The best way to recover?

There is only one really good way to recover when the problem already has shown - buy a CMR disk of equal or larger size (sector wise) for each SMR disk in your storage pool. Take your systems offline and clone them disk wise one by one. This is pretty simple:

Boot the system without importing the pool from any other medium
Figure out the serial numbers or all disks and their matching device names
Figure out the device names of all replacement disks
Use a command like dd if=/dev/adaXX of=/dev/adaYY bs=1G for each and every disk in succession. For a typical 3 TB disk this will take 7 to 12 hours per disk - if you have multiple disks and are able to attach them to the machine launch multiple instances of dd - you are most likely limited by the disks and not the controllers during replacement.
Remove the SMR disks and re-import your pools again.
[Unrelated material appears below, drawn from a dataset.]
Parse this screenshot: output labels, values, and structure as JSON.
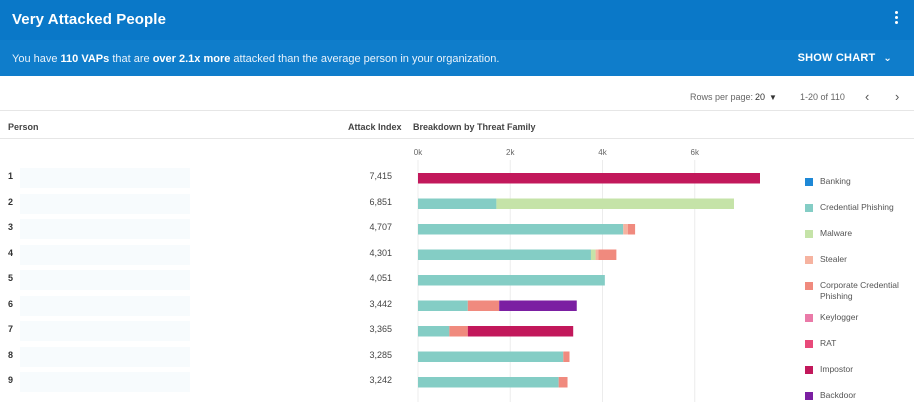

Everything should work smoothly from now on
Get rid of the SMR disks (shredder, sell on eBay for the next person to make the same mistake or use for slow archiving without a copy on write filesystem and without RAID, etc.)

When are SMR disks perfectly ok?

Personally I’d say: Never. Avoid them.

But basically whenever not many writes are performed in close succession, latency is not a problem and the disk is not used inside a disk array. Thus when one archives really slowly produced data on some disks, runs only a single disk in ones desktop workstation or notebook where one just writes low amounts or data, etc. and does not run a robust copy on write filesystem or wants to send in larger bursts of data (like performing a full disk backup, etc.) SMR disks are a perfectly valid choice. So for many home and some unnecessary office use this won’t be a problem. But for server applications, reliable workstations, storage applications or as a backup target they’re usually a really bad idea.